Gustave Caillebotte, Nude on a Couch, ca. 1880. Courtesy the Minneapolis Institute of Art.
Caillebotte painted a variety of contemporary subjects, especially boating and gardening, that would appeal to the upper classes and the rising bourgeoisie. The artist himself was a first-class yachtsman and boat designer, rowing and sailing at his country properties at Yerres, and Petit Gennevilliers along the Seine. Of his many boating paintings, Boating Party (ca. 1877–78) is perhaps his strongest. A city man out for a Sunday row, wearing a vest, a top hat, and a startling blue-and-white-striped shirt is pushed right up against us visually, as if we are in the boat with him. Paintings often featured Caillebotte’s well-to-do male friends like Albert Courtier, a notary whom he sometimes portrayed as the solid bourgeois that he was. But memorably, Caillebotte also depicted him in In a Café (1880), lounging against a bar table, an unfashionable bowler pushed back on his head, his shirt opened too wide, and his trousers rumpled. Contemporary observers would have immediately recognized him as a type—the obnoxious barfly. Caillebotte would also switch accepted gendered roles, for example, painting a man reading a novel on a couch and a woman reading a newspaper sitting up, or a nude man toweling off after a bath, instead of the female bather the Impressionists often made their subject. His striking Nude on a Couch (ca. 1880) is a portrayal of a tired young woman, possibly his longtime companion Charlotte Berthier. She has just taken her clothes off and has let them fall where they may. Tellingly, the indented line of her undergarment is still visible above her waist. There is no attempt to idealize her, nor to expressionistically exaggerate her flaws. She is a real, modern woman, complete with ample pubic hair and uneven skin tones. The painting is still edgy, and it is unsurprising that it was never exhibited in Caillebotte’s lifetime.
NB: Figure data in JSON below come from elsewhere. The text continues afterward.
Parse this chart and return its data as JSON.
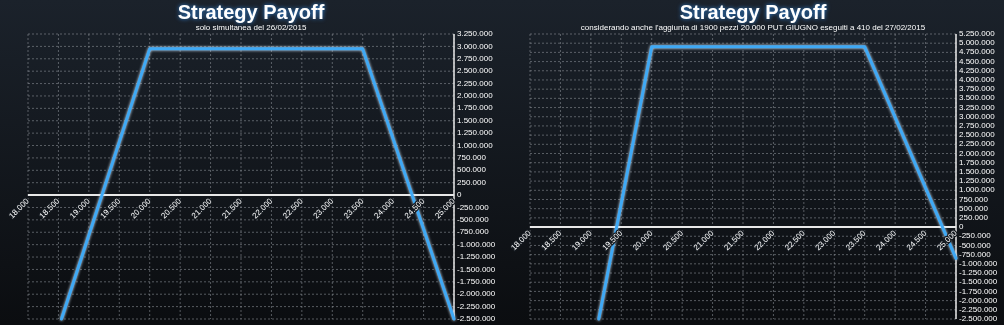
{
  "chart_data": [
    {
      "type": "line",
      "title": "Strategy Payoff",
      "subtitle": "solo simultanea del 26/02/2015",
      "series": [
        {
          "color": "#3fa9f5",
          "x": [
            18550,
            20000,
            23500,
            25000
          ],
          "values": [
            -2500000,
            2950000,
            2950000,
            -2500000
          ]
        }
      ],
      "xlim": [
        18000,
        25000
      ],
      "xticks": [
        {
          "value": 18000,
          "label": "18.000"
        },
        {
          "value": 18500,
          "label": "18.500"
        },
        {
          "value": 19000,
          "label": "19.000"
        },
        {
          "value": 19500,
          "label": "19.500"
        },
        {
          "value": 20000,
          "label": "20.000"
        },
        {
          "value": 20500,
          "label": "20.500"
        },
        {
          "value": 21000,
          "label": "21.000"
        },
        {
          "value": 21500,
          "label": "21.500"
        },
        {
          "value": 22000,
          "label": "22.000"
        },
        {
          "value": 22500,
          "label": "22.500"
        },
        {
          "value": 23000,
          "label": "23.000"
        },
        {
          "value": 23500,
          "label": "23.500"
        },
        {
          "value": 24000,
          "label": "24.000"
        },
        {
          "value": 24500,
          "label": "24.500"
        },
        {
          "value": 25000,
          "label": "25.000"
        }
      ],
      "ylim": [
        -2500000,
        3250000
      ],
      "yticks": [
        {
          "value": -2500000,
          "label": "-2.500.000"
        },
        {
          "value": -2250000,
          "label": "-2.250.000"
        },
        {
          "value": -2000000,
          "label": "-2.000.000"
        },
        {
          "value": -1750000,
          "label": "-1.750.000"
        },
        {
          "value": -1500000,
          "label": "-1.500.000"
        },
        {
          "value": -1250000,
          "label": "-1.250.000"
        },
        {
          "value": -1000000,
          "label": "-1.000.000"
        },
        {
          "value": -750000,
          "label": "-750.000"
        },
        {
          "value": -500000,
          "label": "-500.000"
        },
        {
          "value": -250000,
          "label": "-250.000"
        },
        0,
        {
          "value": 250000,
          "label": "250.000"
        },
        {
          "value": 500000,
          "label": "500.000"
        },
        {
          "value": 750000,
          "label": "750.000"
        },
        {
          "value": 1000000,
          "label": "1.000.000"
        },
        {
          "value": 1250000,
          "label": "1.250.000"
        },
        {
          "value": 1500000,
          "label": "1.500.000"
        },
        {
          "value": 1750000,
          "label": "1.750.000"
        },
        {
          "value": 2000000,
          "label": "2.000.000"
        },
        {
          "value": 2250000,
          "label": "2.250.000"
        },
        {
          "value": 2500000,
          "label": "2.500.000"
        },
        {
          "value": 2750000,
          "label": "2.750.000"
        },
        {
          "value": 3000000,
          "label": "3.000.000"
        },
        {
          "value": 3250000,
          "label": "3.250.000"
        }
      ],
      "grid": true,
      "marker": "none",
      "line_style": "solid"
    },
    {
      "type": "line",
      "title": "Strategy Payoff",
      "subtitle": "considerando anche l'aggiunta di 1900 pezzi 20.000 PUT GIUGNO eseguiti a 410 del 27/02/2015",
      "series": [
        {
          "color": "#3fa9f5",
          "x": [
            19130,
            20000,
            23500,
            25000
          ],
          "values": [
            -2500000,
            4900000,
            4900000,
            -850000
          ]
        }
      ],
      "xlim": [
        18000,
        25000
      ],
      "xticks": [
        {
          "value": 18000,
          "label": "18.000"
        },
        {
          "value": 18500,
          "label": "18.500"
        },
        {
          "value": 19000,
          "label": "19.000"
        },
        {
          "value": 19500,
          "label": "19.500"
        },
        {
          "value": 20000,
          "label": "20.000"
        },
        {
          "value": 20500,
          "label": "20.500"
        },
        {
          "value": 21000,
          "label": "21.000"
        },
        {
          "value": 21500,
          "label": "21.500"
        },
        {
          "value": 22000,
          "label": "22.000"
        },
        {
          "value": 22500,
          "label": "22.500"
        },
        {
          "value": 23000,
          "label": "23.000"
        },
        {
          "value": 23500,
          "label": "23.500"
        },
        {
          "value": 24000,
          "label": "24.000"
        },
        {
          "value": 24500,
          "label": "24.500"
        },
        {
          "value": 25000,
          "label": "25.000"
        }
      ],
      "ylim": [
        -2500000,
        5250000
      ],
      "yticks": [
        {
          "value": -2500000,
          "label": "-2.500.000"
        },
        {
          "value": -2250000,
          "label": "-2.250.000"
        },
        {
          "value": -2000000,
          "label": "-2.000.000"
        },
        {
          "value": -1750000,
          "label": "-1.750.000"
        },
        {
          "value": -1500000,
          "label": "-1.500.000"
        },
        {
          "value": -1250000,
          "label": "-1.250.000"
        },
        {
          "value": -1000000,
          "label": "-1.000.000"
        },
        {
          "value": -750000,
          "label": "-750.000"
        },
        {
          "value": -500000,
          "label": "-500.000"
        },
        {
          "value": -250000,
          "label": "-250.000"
        },
        0,
        {
          "value": 250000,
          "label": "250.000"
        },
        {
          "value": 500000,
          "label": "500.000"
        },
        {
          "value": 750000,
          "label": "750.000"
        },
        {
          "value": 1000000,
          "label": "1.000.000"
        },
        {
          "value": 1250000,
          "label": "1.250.000"
        },
        {
          "value": 1500000,
          "label": "1.500.000"
        },
        {
          "value": 1750000,
          "label": "1.750.000"
        },
        {
          "value": 2000000,
          "label": "2.000.000"
        },
        {
          "value": 2250000,
          "label": "2.250.000"
        },
        {
          "value": 2500000,
          "label": "2.500.000"
        },
        {
          "value": 2750000,
          "label": "2.750.000"
        },
        {
          "value": 3000000,
          "label": "3.000.000"
        },
        {
          "value": 3250000,
          "label": "3.250.000"
        },
        {
          "value": 3500000,
          "label": "3.500.000"
        },
        {
          "value": 3750000,
          "label": "3.750.000"
        },
        {
          "value": 4000000,
          "label": "4.000.000"
        },
        {
          "value": 4250000,
          "label": "4.250.000"
        },
        {
          "value": 4500000,
          "label": "4.500.000"
        },
        {
          "value": 4750000,
          "label": "4.750.000"
        },
        {
          "value": 5000000,
          "label": "5.000.000"
        },
        {
          "value": 5250000,
          "label": "5.250.000"
        }
      ],
      "grid": true,
      "marker": "none",
      "line_style": "solid"
    }
  ]
}
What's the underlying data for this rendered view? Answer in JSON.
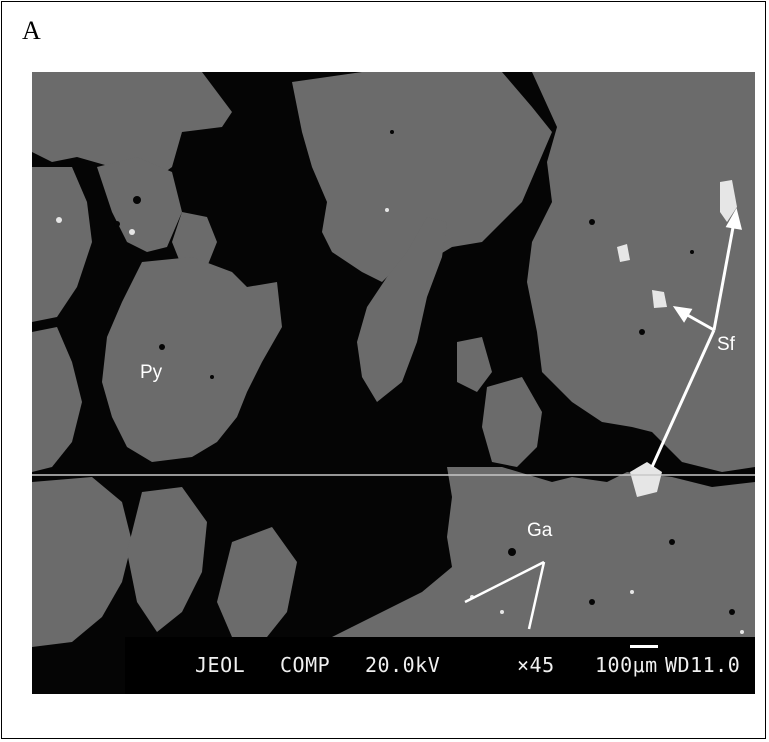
{
  "panel_label": "A",
  "labels": {
    "pyrite": "Py",
    "sphalerite": "Sf",
    "galena": "Ga"
  },
  "info_bar": {
    "manufacturer": "JEOL",
    "mode": "COMP",
    "voltage": "20.0kV",
    "magnification": "×45",
    "scale": "100μm",
    "working_distance": "WD11.0"
  },
  "colors": {
    "mineral_grey": "#6b6b6b",
    "void_black": "#050505",
    "bright_phase": "#e6e6e6"
  }
}
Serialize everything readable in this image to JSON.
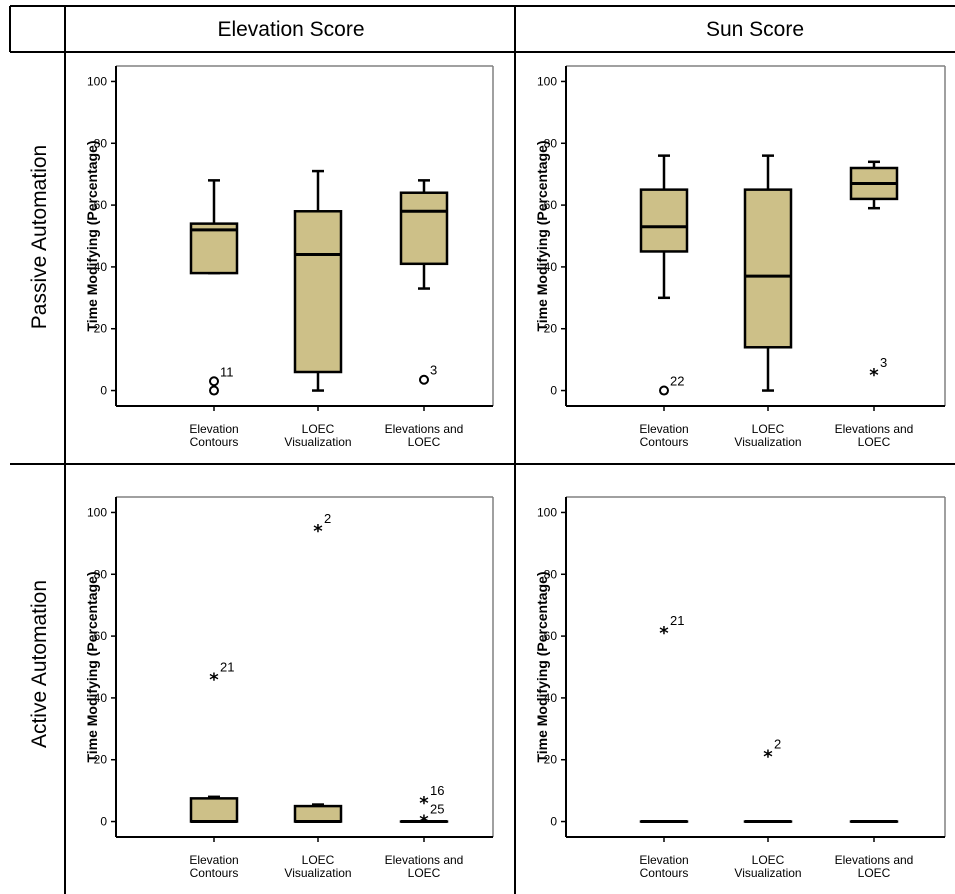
{
  "grid": {
    "col_headers": [
      "Elevation Score",
      "Sun Score"
    ],
    "row_headers": [
      "Passive Automation",
      "Active Automation"
    ]
  },
  "chart_data": [
    {
      "type": "boxplot",
      "panel": "passive-elevation",
      "ylabel": "Time Modifying (Percentage)",
      "ylim": [
        -5,
        105
      ],
      "yticks": [
        0,
        20,
        40,
        60,
        80,
        100
      ],
      "categories": [
        "Elevation\nContours",
        "LOEC\nVisualization",
        "Elevations and\nLOEC"
      ],
      "boxes": [
        {
          "min": 38,
          "q1": 38,
          "median": 52,
          "q3": 54,
          "max": 68
        },
        {
          "min": 0,
          "q1": 6,
          "median": 44,
          "q3": 58,
          "max": 71
        },
        {
          "min": 33,
          "q1": 41,
          "median": 58,
          "q3": 64,
          "max": 68
        }
      ],
      "outliers": [
        {
          "cat": 0,
          "y": 3,
          "marker": "circle",
          "label": "11"
        },
        {
          "cat": 0,
          "y": 0,
          "marker": "circle",
          "label": ""
        },
        {
          "cat": 2,
          "y": 3.5,
          "marker": "circle",
          "label": "3"
        }
      ]
    },
    {
      "type": "boxplot",
      "panel": "passive-sun",
      "ylabel": "Time Modifying (Percentage)",
      "ylim": [
        -5,
        105
      ],
      "yticks": [
        0,
        20,
        40,
        60,
        80,
        100
      ],
      "categories": [
        "Elevation\nContours",
        "LOEC\nVisualization",
        "Elevations and\nLOEC"
      ],
      "boxes": [
        {
          "min": 30,
          "q1": 45,
          "median": 53,
          "q3": 65,
          "max": 76
        },
        {
          "min": 0,
          "q1": 14,
          "median": 37,
          "q3": 65,
          "max": 76
        },
        {
          "min": 59,
          "q1": 62,
          "median": 67,
          "q3": 72,
          "max": 74
        }
      ],
      "outliers": [
        {
          "cat": 0,
          "y": 0,
          "marker": "circle",
          "label": "22"
        },
        {
          "cat": 2,
          "y": 6,
          "marker": "star",
          "label": "3"
        }
      ]
    },
    {
      "type": "boxplot",
      "panel": "active-elevation",
      "ylabel": "Time Modifying (Percentage)",
      "ylim": [
        -5,
        105
      ],
      "yticks": [
        0,
        20,
        40,
        60,
        80,
        100
      ],
      "categories": [
        "Elevation\nContours",
        "LOEC\nVisualization",
        "Elevations and\nLOEC"
      ],
      "boxes": [
        {
          "min": 0,
          "q1": 0,
          "median": 0,
          "q3": 7.5,
          "max": 8
        },
        {
          "min": 0,
          "q1": 0,
          "median": 0,
          "q3": 5,
          "max": 5.5
        },
        {
          "min": 0,
          "q1": 0,
          "median": 0,
          "q3": 0,
          "max": 0
        }
      ],
      "outliers": [
        {
          "cat": 0,
          "y": 47,
          "marker": "star",
          "label": "21"
        },
        {
          "cat": 1,
          "y": 95,
          "marker": "star",
          "label": "2"
        },
        {
          "cat": 2,
          "y": 7,
          "marker": "star",
          "label": "16"
        },
        {
          "cat": 2,
          "y": 1,
          "marker": "star",
          "label": "25"
        }
      ]
    },
    {
      "type": "boxplot",
      "panel": "active-sun",
      "ylabel": "Time Modifying (Percentage)",
      "ylim": [
        -5,
        105
      ],
      "yticks": [
        0,
        20,
        40,
        60,
        80,
        100
      ],
      "categories": [
        "Elevation\nContours",
        "LOEC\nVisualization",
        "Elevations and\nLOEC"
      ],
      "boxes": [
        {
          "min": 0,
          "q1": 0,
          "median": 0,
          "q3": 0,
          "max": 0
        },
        {
          "min": 0,
          "q1": 0,
          "median": 0,
          "q3": 0,
          "max": 0
        },
        {
          "min": 0,
          "q1": 0,
          "median": 0,
          "q3": 0,
          "max": 0
        }
      ],
      "outliers": [
        {
          "cat": 0,
          "y": 62,
          "marker": "star",
          "label": "21"
        },
        {
          "cat": 1,
          "y": 22,
          "marker": "star",
          "label": "2"
        }
      ]
    }
  ],
  "colors": {
    "box_fill": "#cdc088",
    "line": "#000000",
    "frame": "#808080"
  }
}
This beautifully designed exhibition benefits from years of research by co-curator Gloria Groom of the Art Institute, along with Scott Allan of the J. Paul Getty Museum, and Paul Perrin of the Musée d’Orsay, the exhibition’s two previous venues. Caillebotte’s circle of close, mostly male, non-artist friends are brought to life—who they were, where they lived, and what they wore. (Notably, a vitrine of the hats seen in the paintings is featured.) Caillebotte, though reserved, was thoroughly embedded in his social milieu. Painting His World creates an encompassing and engrossing picture of his place and a time, a compilation of family and friends, apartment interiors, and the city streets and leisure pursuits of a transformed modern Paris.
Richard Kalina is a painter who writes about art.